# High Reps vs Low Reps question



## Shegan (Sep 16, 2005)

Sort of a beginner in the training world so this question may be a bit elementary so, I'll apologize now if it is.....

I understand that high reps/light weight is more for tone and low reps/heavy is for bulk and strength.  My question is why?

Do high reps hit a different part or make the muscle react differently than the low reps?  Why do high reps make you feels as if you just lifted a cow while low reps are kind of bla?

I apologize again if this is a jr question but, I am trying to figure this thing out.

Thanx for your input.


----------



## LexusGS (Sep 16, 2005)

Do a serch, this has been discussed many many times.


----------



## Squaggleboggin (Sep 16, 2005)

I'm bored, so I'll flat out tell you. Number one, what you think you know isn't really true. No exercises can 'tone' and spot reduction (what 'toning' is referred to as) is a myth. There are three ways to increase muscle definition: lower BF, increase LBM, or a combination of the two (any of these will reduce BF%, which is the whole goal). Onto your real question.

 Using higher weights (and thus lower reps) forces your CNS to adapt much more rapidly than low weights and high reps. In other words, the stress of high weight is so great, your body is forced to become more efficient in its motor patterns and how it triggers the response for the movement. As you become more efficient, you can add more weight to the bar. Of course, hypertrophy occurs as well (almost always with a beginner), but there are ways to train strength without growing bigger at all.

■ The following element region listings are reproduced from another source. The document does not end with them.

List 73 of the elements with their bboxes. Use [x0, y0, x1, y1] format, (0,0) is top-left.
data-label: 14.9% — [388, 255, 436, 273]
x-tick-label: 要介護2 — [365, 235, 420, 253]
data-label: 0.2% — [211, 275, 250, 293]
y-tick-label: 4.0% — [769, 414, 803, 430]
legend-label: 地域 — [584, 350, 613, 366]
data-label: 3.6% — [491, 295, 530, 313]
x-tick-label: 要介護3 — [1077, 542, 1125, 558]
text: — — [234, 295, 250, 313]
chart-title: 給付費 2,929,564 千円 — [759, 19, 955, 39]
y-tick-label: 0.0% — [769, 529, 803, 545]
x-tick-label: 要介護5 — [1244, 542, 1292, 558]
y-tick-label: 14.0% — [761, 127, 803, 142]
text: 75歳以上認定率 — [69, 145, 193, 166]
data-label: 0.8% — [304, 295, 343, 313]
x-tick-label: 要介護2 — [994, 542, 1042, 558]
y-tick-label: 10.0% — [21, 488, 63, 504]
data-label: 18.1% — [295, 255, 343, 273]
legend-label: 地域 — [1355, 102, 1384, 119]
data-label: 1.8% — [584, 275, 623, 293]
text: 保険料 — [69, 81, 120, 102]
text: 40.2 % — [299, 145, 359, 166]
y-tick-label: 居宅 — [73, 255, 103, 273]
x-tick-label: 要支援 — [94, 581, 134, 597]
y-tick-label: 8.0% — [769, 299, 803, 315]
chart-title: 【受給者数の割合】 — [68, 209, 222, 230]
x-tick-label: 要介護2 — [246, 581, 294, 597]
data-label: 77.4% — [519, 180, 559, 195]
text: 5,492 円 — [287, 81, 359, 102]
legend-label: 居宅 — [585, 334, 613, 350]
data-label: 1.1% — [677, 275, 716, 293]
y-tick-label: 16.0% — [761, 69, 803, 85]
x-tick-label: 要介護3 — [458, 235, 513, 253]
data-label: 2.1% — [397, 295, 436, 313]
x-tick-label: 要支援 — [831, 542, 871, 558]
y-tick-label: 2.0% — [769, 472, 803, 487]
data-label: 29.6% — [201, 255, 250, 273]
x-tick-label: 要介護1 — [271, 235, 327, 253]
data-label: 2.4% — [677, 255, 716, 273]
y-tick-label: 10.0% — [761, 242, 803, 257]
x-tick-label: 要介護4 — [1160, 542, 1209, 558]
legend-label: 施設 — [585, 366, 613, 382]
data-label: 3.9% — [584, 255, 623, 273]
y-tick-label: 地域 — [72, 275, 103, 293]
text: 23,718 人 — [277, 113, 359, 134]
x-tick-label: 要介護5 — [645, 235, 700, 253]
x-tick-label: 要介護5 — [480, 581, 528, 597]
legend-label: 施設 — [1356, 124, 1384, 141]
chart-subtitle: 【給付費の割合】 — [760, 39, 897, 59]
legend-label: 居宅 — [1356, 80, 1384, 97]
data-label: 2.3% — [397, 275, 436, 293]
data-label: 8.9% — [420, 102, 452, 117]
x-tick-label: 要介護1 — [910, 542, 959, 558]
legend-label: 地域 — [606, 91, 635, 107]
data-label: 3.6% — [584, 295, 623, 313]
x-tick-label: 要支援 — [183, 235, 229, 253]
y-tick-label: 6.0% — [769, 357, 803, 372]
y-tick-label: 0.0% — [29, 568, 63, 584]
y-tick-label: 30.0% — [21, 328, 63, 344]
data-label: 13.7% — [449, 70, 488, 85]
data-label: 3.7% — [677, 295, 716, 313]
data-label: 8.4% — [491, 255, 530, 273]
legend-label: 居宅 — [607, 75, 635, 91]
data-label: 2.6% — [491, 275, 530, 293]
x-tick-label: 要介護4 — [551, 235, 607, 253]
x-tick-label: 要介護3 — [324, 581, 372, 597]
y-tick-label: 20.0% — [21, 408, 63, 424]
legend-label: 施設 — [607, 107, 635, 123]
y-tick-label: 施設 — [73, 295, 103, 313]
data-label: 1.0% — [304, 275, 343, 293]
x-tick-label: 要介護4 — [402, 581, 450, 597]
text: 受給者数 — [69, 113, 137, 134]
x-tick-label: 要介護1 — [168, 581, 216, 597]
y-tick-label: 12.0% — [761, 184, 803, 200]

I hope this answers your question.


----------



## Shegan (Sep 16, 2005)

Thank you for replying.....

So what purpose do high reps serve?


----------



## CowPimp (Sep 16, 2005)

Shegan said:
			
		

> Sort of a beginner in the training world so this question may be a bit elementary so, I'll apologize now if it is.....
> 
> I understand that high reps/light weight is more for tone and low reps/heavy is for bulk and strength.  My question is why?



Like Squaggle said, the only toning effect that high reps can have is the fact that they burn more calories because you are required to do more work, so your fat loss might be greater.  Therefore, you will decrease your body fat levels.

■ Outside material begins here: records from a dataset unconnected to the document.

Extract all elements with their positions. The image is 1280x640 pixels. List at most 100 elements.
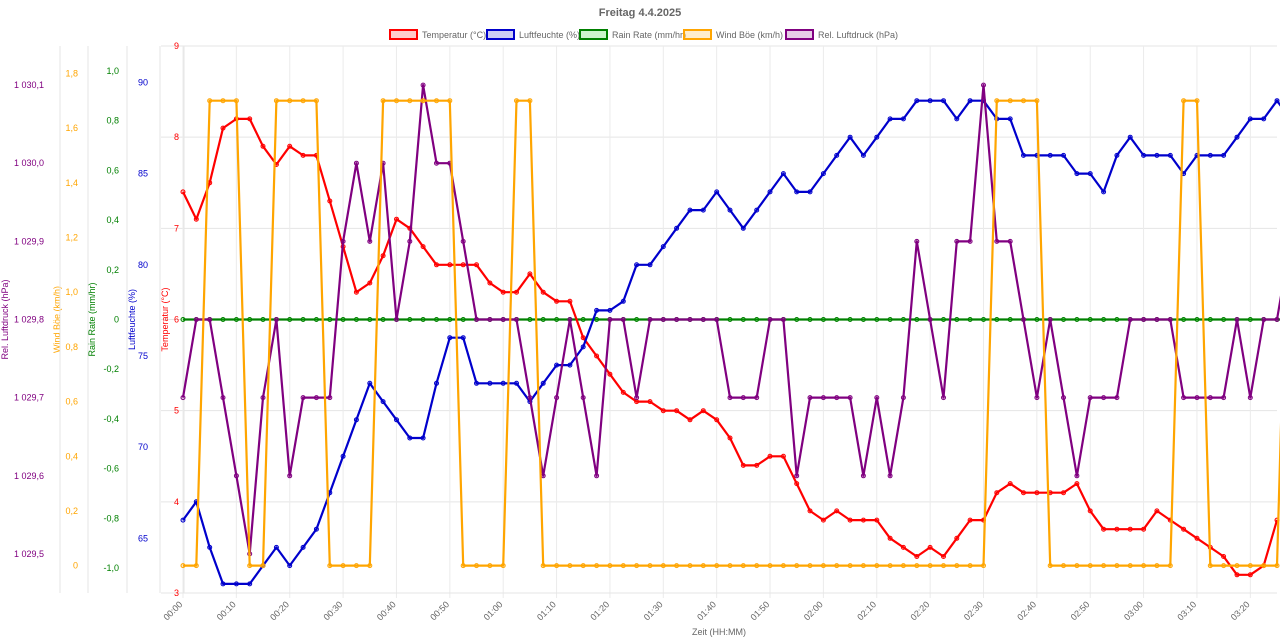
data-point-rain [367, 317, 373, 322]
data-point-wind [874, 563, 880, 569]
data-point-hum [514, 380, 519, 386]
data-point-hum [247, 581, 253, 587]
data-point-press [620, 317, 626, 322]
data-point-rain [1247, 317, 1253, 322]
x-tick-label: 00:20 [268, 599, 291, 622]
data-point-wind [233, 98, 239, 104]
data-point-press [941, 395, 946, 401]
data-point-press [1074, 473, 1080, 479]
y-tick-label-temp: 7 [174, 223, 179, 233]
y-tick-label-temp: 3 [174, 588, 179, 598]
x-axis-title: Zeit (HH:MM) [692, 627, 746, 637]
data-point-wind [754, 563, 760, 569]
y-tick-label-hum: 70 [138, 442, 148, 452]
data-point-rain [1221, 317, 1227, 322]
data-point-press [487, 317, 493, 322]
data-point-wind [674, 563, 680, 569]
data-point-temp [540, 289, 546, 295]
data-point-wind [887, 563, 893, 569]
data-point-wind [260, 563, 266, 569]
data-point-temp [420, 244, 426, 250]
legend-swatch-wind [683, 29, 712, 40]
data-point-rain [313, 317, 319, 322]
data-point-hum [887, 116, 893, 122]
data-point-hum [1247, 116, 1253, 122]
data-point-press [687, 317, 693, 322]
data-point-temp [447, 262, 453, 268]
data-point-hum [1061, 152, 1066, 158]
x-tick-label: 01:40 [695, 599, 718, 622]
data-point-wind [927, 563, 933, 569]
data-point-wind [967, 563, 973, 569]
data-point-hum [1047, 152, 1053, 158]
data-point-wind [914, 563, 920, 569]
data-point-rain [287, 317, 293, 322]
y-tick-label-rain: -0,2 [103, 364, 119, 374]
data-point-hum [500, 380, 506, 386]
data-point-press [340, 238, 346, 244]
y-tick-label-temp: 4 [174, 497, 179, 507]
data-point-press [1141, 317, 1147, 322]
data-point-hum [474, 380, 479, 386]
data-point-rain [594, 317, 600, 322]
legend[interactable]: Temperatur (°C) Luftfeuchte (%) Rain Rate … [389, 29, 898, 40]
data-point-press [1261, 317, 1267, 322]
data-point-wind [1167, 563, 1173, 569]
data-point-press [367, 238, 373, 244]
data-point-hum [273, 544, 279, 550]
data-point-press [874, 395, 880, 401]
data-point-wind [740, 563, 746, 569]
data-point-rain [340, 317, 346, 322]
data-point-wind [1074, 563, 1080, 569]
data-point-press [647, 317, 653, 322]
data-point-hum [900, 116, 906, 122]
data-point-hum [1261, 116, 1267, 122]
data-point-hum [807, 189, 813, 195]
data-point-rain [1034, 317, 1040, 322]
data-point-temp [820, 517, 826, 523]
data-point-wind [994, 98, 1000, 104]
y-tick-label-rain: -0,8 [103, 513, 119, 523]
data-point-press [527, 395, 533, 401]
data-point-wind [407, 98, 413, 104]
data-point-rain [420, 317, 426, 322]
data-point-temp [580, 335, 586, 341]
data-point-temp [1181, 526, 1187, 532]
data-point-rain [914, 317, 920, 322]
x-tick-label: 02:40 [1015, 599, 1038, 622]
data-point-rain [887, 317, 893, 322]
data-point-wind [327, 563, 333, 569]
data-point-wind [607, 563, 613, 569]
data-point-press [887, 473, 893, 479]
data-point-hum [780, 171, 786, 177]
data-point-rain [1074, 317, 1080, 322]
y-tick-label-wind: 1,8 [65, 68, 78, 78]
data-point-hum [1207, 152, 1213, 158]
y-tick-label-rain: 0,2 [106, 265, 119, 275]
data-point-temp [1154, 508, 1160, 514]
data-point-press [460, 238, 466, 244]
data-point-rain [180, 317, 186, 322]
data-point-wind [380, 98, 386, 104]
data-point-rain [794, 317, 800, 322]
data-point-hum [794, 189, 800, 195]
data-point-press [193, 317, 199, 322]
data-point-rain [1114, 317, 1120, 322]
data-point-wind [1127, 563, 1133, 569]
data-point-rain [740, 317, 746, 322]
data-point-rain [300, 317, 306, 322]
y-tick-label-rain: 0,6 [106, 165, 119, 175]
data-point-wind [647, 563, 653, 569]
data-point-rain [540, 317, 546, 322]
data-point-hum [1234, 134, 1240, 140]
data-point-rain [941, 317, 946, 322]
data-point-hum [207, 544, 213, 550]
data-point-wind [447, 98, 453, 104]
data-point-hum [353, 417, 359, 423]
x-tick-label: 01:30 [642, 599, 665, 622]
data-point-temp [914, 554, 920, 559]
data-point-hum [820, 171, 826, 177]
data-point-wind [1021, 98, 1026, 104]
data-point-temp [1074, 481, 1080, 487]
data-point-press [180, 395, 186, 401]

Maximal weights are better for strength because you increase neuromuscular efficiency and intermuscular coordination.  I'm talking 1-5 repetitions here, generally.

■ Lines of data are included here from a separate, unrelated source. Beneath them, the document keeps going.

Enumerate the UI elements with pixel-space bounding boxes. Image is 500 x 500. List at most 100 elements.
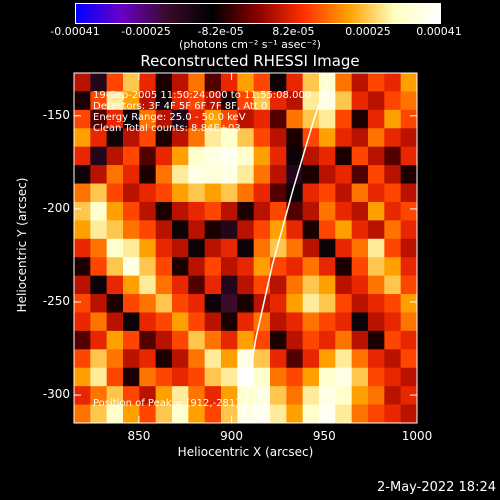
heatmap-cell bbox=[90, 312, 108, 332]
colorbar-tick-label: 0.00041 bbox=[416, 25, 462, 38]
heatmap-cell bbox=[400, 73, 417, 92]
heatmap-cell bbox=[139, 404, 157, 423]
heatmap-cell bbox=[270, 201, 287, 221]
heatmap-cell bbox=[106, 404, 124, 423]
heatmap-cell bbox=[319, 220, 336, 240]
heatmap-cell bbox=[155, 386, 173, 406]
heatmap-cell bbox=[74, 294, 91, 313]
heatmap-cell bbox=[172, 220, 189, 240]
heatmap-cell bbox=[237, 275, 255, 295]
heatmap-cell bbox=[221, 220, 238, 240]
heatmap-cell bbox=[335, 128, 353, 148]
heatmap-cell bbox=[400, 183, 417, 203]
heatmap-cell bbox=[139, 330, 157, 350]
heatmap-cell bbox=[74, 238, 91, 258]
heatmap-cell bbox=[302, 238, 320, 258]
heatmap-cell bbox=[253, 294, 271, 313]
heatmap-cell bbox=[400, 109, 417, 129]
heatmap-cell bbox=[74, 183, 91, 203]
heatmap-cell bbox=[302, 257, 320, 277]
heatmap-cell bbox=[286, 128, 304, 148]
colorbar-tick-label: -8.2e-05 bbox=[197, 25, 244, 38]
heatmap-cell bbox=[123, 238, 140, 258]
heatmap-cell bbox=[400, 91, 417, 111]
heatmap-cell bbox=[221, 257, 238, 277]
heatmap-cell bbox=[139, 201, 157, 221]
heatmap-cell bbox=[270, 257, 287, 277]
heatmap-cell bbox=[155, 146, 173, 166]
heatmap-cell bbox=[286, 238, 304, 258]
heatmap-cell bbox=[221, 73, 238, 92]
heatmap-cell bbox=[253, 404, 271, 423]
heatmap-cell bbox=[139, 349, 157, 369]
heatmap-cell bbox=[139, 238, 157, 258]
heatmap-cell bbox=[139, 73, 157, 92]
heatmap-plot bbox=[74, 73, 417, 423]
heatmap-cell bbox=[221, 201, 238, 221]
heatmap-cell bbox=[368, 312, 385, 332]
heatmap-cell bbox=[237, 183, 255, 203]
heatmap-cell bbox=[237, 109, 255, 129]
heatmap-cell bbox=[237, 73, 255, 92]
heatmap-cell bbox=[368, 73, 385, 92]
heatmap-cell bbox=[106, 367, 124, 387]
heatmap-cell bbox=[74, 220, 91, 240]
heatmap-cell bbox=[335, 109, 353, 129]
heatmap-cell bbox=[90, 146, 108, 166]
heatmap-cell bbox=[237, 294, 255, 313]
heatmap-cell bbox=[106, 330, 124, 350]
heatmap-cell bbox=[204, 257, 222, 277]
heatmap-cell bbox=[335, 91, 353, 111]
heatmap-cell bbox=[172, 349, 189, 369]
heatmap-cell bbox=[270, 367, 287, 387]
heatmap-cell bbox=[335, 238, 353, 258]
heatmap-cell bbox=[204, 349, 222, 369]
heatmap-cell bbox=[253, 91, 271, 111]
heatmap-cell bbox=[221, 312, 238, 332]
heatmap-cell bbox=[237, 404, 255, 423]
colorbar-tick-label: -0.00041 bbox=[50, 25, 100, 38]
heatmap-cell bbox=[368, 404, 385, 423]
heatmap-cell bbox=[400, 312, 417, 332]
heatmap-cell bbox=[188, 128, 206, 148]
heatmap-cell bbox=[74, 91, 91, 111]
heatmap-cell bbox=[204, 183, 222, 203]
heatmap-cell bbox=[253, 238, 271, 258]
heatmap-cell bbox=[253, 165, 271, 185]
heatmap-cell bbox=[74, 312, 91, 332]
heatmap-cell bbox=[368, 349, 385, 369]
heatmap-cell bbox=[172, 146, 189, 166]
heatmap-cell bbox=[172, 73, 189, 92]
heatmap-cell bbox=[188, 201, 206, 221]
heatmap-cell bbox=[123, 404, 140, 423]
heatmap-cell bbox=[253, 220, 271, 240]
heatmap-cell bbox=[319, 275, 336, 295]
heatmap-cell bbox=[172, 312, 189, 332]
heatmap-cell bbox=[351, 73, 369, 92]
heatmap-cell bbox=[155, 294, 173, 313]
heatmap-cell bbox=[74, 275, 91, 295]
heatmap-cell bbox=[106, 109, 124, 129]
heatmap-cell bbox=[90, 128, 108, 148]
heatmap-cell bbox=[74, 349, 91, 369]
y-tick-label: -150 bbox=[42, 107, 70, 122]
heatmap-cell bbox=[351, 146, 369, 166]
heatmap-cell bbox=[139, 257, 157, 277]
heatmap-cell bbox=[106, 183, 124, 203]
heatmap-cell bbox=[188, 386, 206, 406]
annotation-time-range: 19-Sep-2005 11:50:24.000 to 11:55:08.000 bbox=[93, 90, 312, 101]
heatmap-cell bbox=[286, 257, 304, 277]
heatmap-cell bbox=[400, 201, 417, 221]
heatmap-cell bbox=[221, 91, 238, 111]
heatmap-cell bbox=[351, 404, 369, 423]
heatmap-cell bbox=[270, 91, 287, 111]
heatmap-cell bbox=[74, 257, 91, 277]
heatmap-cell bbox=[237, 257, 255, 277]
heatmap-cell bbox=[221, 275, 238, 295]
heatmap-cell bbox=[139, 220, 157, 240]
x-tick-label: 1000 bbox=[401, 429, 433, 443]
heatmap-cell bbox=[123, 294, 140, 313]
heatmap-cell bbox=[400, 146, 417, 166]
heatmap-cell bbox=[90, 73, 108, 92]
heatmap-cell bbox=[286, 73, 304, 92]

With heavy, but not quite maximum weights, you fatigue the muscle fibers which are capable of hypertrophying to the greatest degree and you cause more microtrauma to the muscles being worked.  Therefore, weights in this range are better for hypertrophy.  I'm talking 5-12 repetitions here, generally.




> Do high reps hit a different part or make the muscle react differently than the low reps?  Why do high reps make you feels as if you just lifted a cow while low reps are kind of bla?
> 
> I apologize again if this is a jr question but, I am trying to figure this thing out.
> 
> Thanx for your input.



The reason higher repetitions are more grueling is because the effects of fatigue are more noticeable.  You cardiovascular system may become strained, and waste products like lactic acid build up in the muscles being worked to cause a greater level of discomfort.  Not to mention it is harder to maintain your concentrain for 15 repetitions, which could mean a set lasting up to 60 seconds or even longer, as opposed to a set lasting 5 seconds in the case of a single or double.


----------



## CowPimp (Sep 16, 2005)

Shegan said:
			
		

> Thank you for replying.....
> 
> So what purpose do high reps serve?



Higher repetitions can improve local muscular endurance, improve cardiovascular conditioning (If implemented into a training regimen properly), improve recovery via increased bloodflow to the muscles during and shortly thereafter exercising, and improve mitochondrial density which raises the bar on maximal bloodflow to the muscle.  

As well, certain muscles, like forearms, calves, and abs are inherintly higher in red fiber, also known as slow twitch muscle fibers.  ST fibers are better stressed via higher repetitions.


----------